Although this book was published in 1987 it presciently prefigures one of the major conflicts that most virulently divides the Democratic and Republican parties. Beginning with Reagan the GOP became the party of big deficits (e.g. Reagan, G.W. Bush, Gov. Romney's estimated addition, if he had won, of trillions of dollars according to various non-partisan budget analysts) while the Democrats became the party that sought balanced budgets (e.g. Mondale's call for higher taxes, Clinton's combination of spending cuts and additional revenue, Obama's calls for a "balanced approach"). In order to understand this one has to once again follow the money. For investment bankers and other holders of long-term securities the concern is that if the debt gets too big the government would be tempted to deal with this by simply printing a lot of money, thus lowering the value of their assets. The GOP, on the other hand, as the party backed overwhelmingly by labor-intensive businesses, are the people who stand to make a greater profit whenever there is greater worker insecurity so they purposely seek to make the deficit as big as possible in order to later use that as an excuse to shred Social Security, Medicare and what's left of the New Deal. The strongest opposition to Reagan also came from multinationals oriented towards Europe and hopeful of detente and with it a corresponding increase in US-USSR trade; this at a time when much of the rest of American business was shifting to the Pacific Basin, the Middle East and parts of the Third World. Allied with them were urban real estate interests who were opposed to Reagan's cuts in federal spending on real estate-friendly programs like mass transit and urban development (which competes with the Pentagon for funding). Among the most interesting fruits of the alliance of these business forces was their favoring of the Army and Air Force over the Navy (for reasons too complex for this review) and a turning to support what began as a grass-roots nuclear freeze movement, transforming and de-radicalizing it in the process.
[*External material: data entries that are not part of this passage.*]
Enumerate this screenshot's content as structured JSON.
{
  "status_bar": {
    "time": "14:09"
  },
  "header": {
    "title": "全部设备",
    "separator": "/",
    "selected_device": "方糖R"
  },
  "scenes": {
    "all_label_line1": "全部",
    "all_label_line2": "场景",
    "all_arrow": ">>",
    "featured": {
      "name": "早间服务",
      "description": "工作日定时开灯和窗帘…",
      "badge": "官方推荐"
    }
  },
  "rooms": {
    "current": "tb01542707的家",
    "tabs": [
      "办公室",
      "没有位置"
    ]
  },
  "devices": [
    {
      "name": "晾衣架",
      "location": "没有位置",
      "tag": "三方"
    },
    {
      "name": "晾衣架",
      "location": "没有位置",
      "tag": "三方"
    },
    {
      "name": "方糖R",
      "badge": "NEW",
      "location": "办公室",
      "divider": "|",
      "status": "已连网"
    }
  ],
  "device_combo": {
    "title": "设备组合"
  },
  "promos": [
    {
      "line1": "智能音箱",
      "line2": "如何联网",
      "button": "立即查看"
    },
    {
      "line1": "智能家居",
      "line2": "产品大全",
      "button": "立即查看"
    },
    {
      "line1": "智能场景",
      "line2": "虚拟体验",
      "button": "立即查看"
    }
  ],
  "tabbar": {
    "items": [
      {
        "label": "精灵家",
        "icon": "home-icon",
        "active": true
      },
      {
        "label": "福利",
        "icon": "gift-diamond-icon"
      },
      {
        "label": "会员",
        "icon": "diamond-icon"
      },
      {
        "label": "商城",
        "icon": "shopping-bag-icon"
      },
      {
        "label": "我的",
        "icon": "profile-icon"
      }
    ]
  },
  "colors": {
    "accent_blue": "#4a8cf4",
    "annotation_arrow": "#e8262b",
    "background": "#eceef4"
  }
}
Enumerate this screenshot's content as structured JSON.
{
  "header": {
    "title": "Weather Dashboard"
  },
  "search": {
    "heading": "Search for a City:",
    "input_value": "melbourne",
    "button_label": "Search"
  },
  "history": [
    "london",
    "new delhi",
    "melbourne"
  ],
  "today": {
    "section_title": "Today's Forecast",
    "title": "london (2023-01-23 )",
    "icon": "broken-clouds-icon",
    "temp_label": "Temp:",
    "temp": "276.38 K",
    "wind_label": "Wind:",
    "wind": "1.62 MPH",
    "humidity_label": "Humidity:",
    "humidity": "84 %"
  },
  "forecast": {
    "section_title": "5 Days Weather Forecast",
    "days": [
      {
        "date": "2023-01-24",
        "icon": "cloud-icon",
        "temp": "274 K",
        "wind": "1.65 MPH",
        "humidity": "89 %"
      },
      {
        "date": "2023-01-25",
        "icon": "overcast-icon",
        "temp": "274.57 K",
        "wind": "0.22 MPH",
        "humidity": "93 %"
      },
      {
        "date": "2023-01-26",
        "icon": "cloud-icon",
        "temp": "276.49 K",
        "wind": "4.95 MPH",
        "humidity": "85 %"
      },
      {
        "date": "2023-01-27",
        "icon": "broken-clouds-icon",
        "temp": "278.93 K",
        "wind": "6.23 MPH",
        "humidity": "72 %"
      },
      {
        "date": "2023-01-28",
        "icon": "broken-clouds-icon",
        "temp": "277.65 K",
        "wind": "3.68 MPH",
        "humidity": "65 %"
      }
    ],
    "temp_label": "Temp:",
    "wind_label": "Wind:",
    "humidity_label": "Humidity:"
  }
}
The book concludes with an analysis of the campaigns of the candidates for the 1984 Democratic presidential nomination (Mondale, Hart, Glenn, McGovern, Cranston and Jesse Jackson), President Reagan's landslide re-election and final thoughts on what the then-future might hold. While the Democrats tried to re-win the White House by compromising on an industrial policy with a long-term dedication to free trade but short term commitments to troubled industries, the economy began improving and the high interest rates began to fall making so uneasy a compromise less urgent to the interested parties.